In this suit against officials of the Michigan Department of Corrections and the Michigan Parole Board, plaintiff challenged the constitutionality of a policy which allowed for the calculation of parole eligibility of Michigan prisoners presently serving concurrent federal sentences. Because no similar policy existed for out-of-state prisoners with concurrent Michigan sentences, such as the plaintiff, he alleged that he was being denied equal protection. He sought declaratory and injunctive relief as well as compensatory and punitive damages.

3

The magistrate recommended that defendants' motion to dismiss be granted, concluding that plaintiff lacked standing to challenge the policy applied to federal prisoners, citing Warth v. Seldin, 422 U.S. 490, 498-99 (1975).
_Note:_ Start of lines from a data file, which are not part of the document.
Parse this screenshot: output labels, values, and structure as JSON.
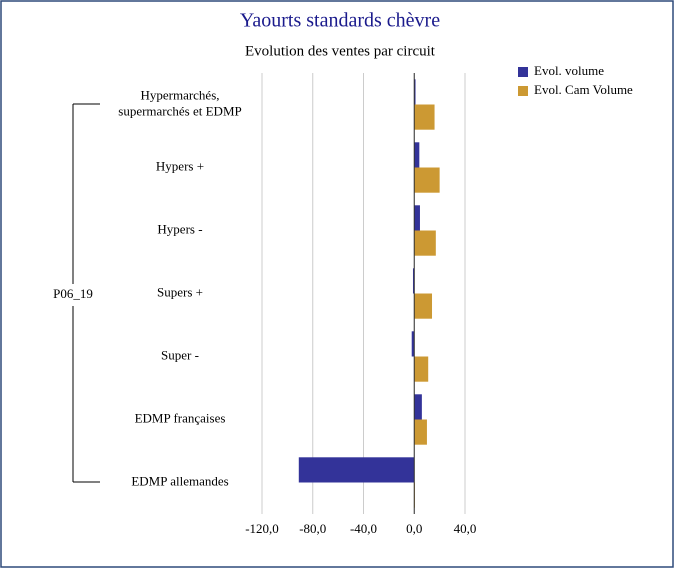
{
  "chart_data": {
    "type": "hbar",
    "title": "Yaourts standards chèvre",
    "subtitle": "Evolution des ventes par circuit",
    "group_label": "P06_19",
    "categories": [
      "Hypermarchés,\nsupermarchés et EDMP",
      "Hypers +",
      "Hypers -",
      "Supers +",
      "Super -",
      "EDMP françaises",
      "EDMP allemandes"
    ],
    "series": [
      {
        "name": "Evol. volume",
        "color": "#333399",
        "values": [
          1,
          4,
          4.5,
          -1,
          -2,
          6,
          -91
        ]
      },
      {
        "name": "Evol. Cam Volume",
        "color": "#cc9933",
        "values": [
          16,
          20,
          17,
          14,
          11,
          10,
          0.5
        ]
      }
    ],
    "xlim": [
      -120,
      40
    ],
    "xticks": [
      {
        "value": -120,
        "label": "-120,0"
      },
      {
        "value": -80,
        "label": "-80,0"
      },
      {
        "value": -40,
        "label": "-40,0"
      },
      {
        "value": 0,
        "label": "0,0"
      },
      {
        "value": 40,
        "label": "40,0"
      }
    ],
    "grid": true,
    "legend": "top-right"
  }
}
It was also concluded that plaintiff had not sustained the burden of proving that the policy in question was not rationally related to a legitimate state interest. See Minnesota v. Clover Leaf Creamery Co., 449 U.S. 456, 464 (1981). The district court adopted this recommendation over plaintiff's objections.

4

Upon consideration, we conclude that dismissal of this action was proper, as plaintiff could prove no set of facts which would entitle him to relief. Conley v. Gibson, 355 U.S. 41, 45-46 (1957). Accordingly, we affirm the district court's judgment for the reasons stated in the magistrate's report and recommendation and as adopted by the district court. Rule 9(b)(5), Rules of the Sixth Circuit.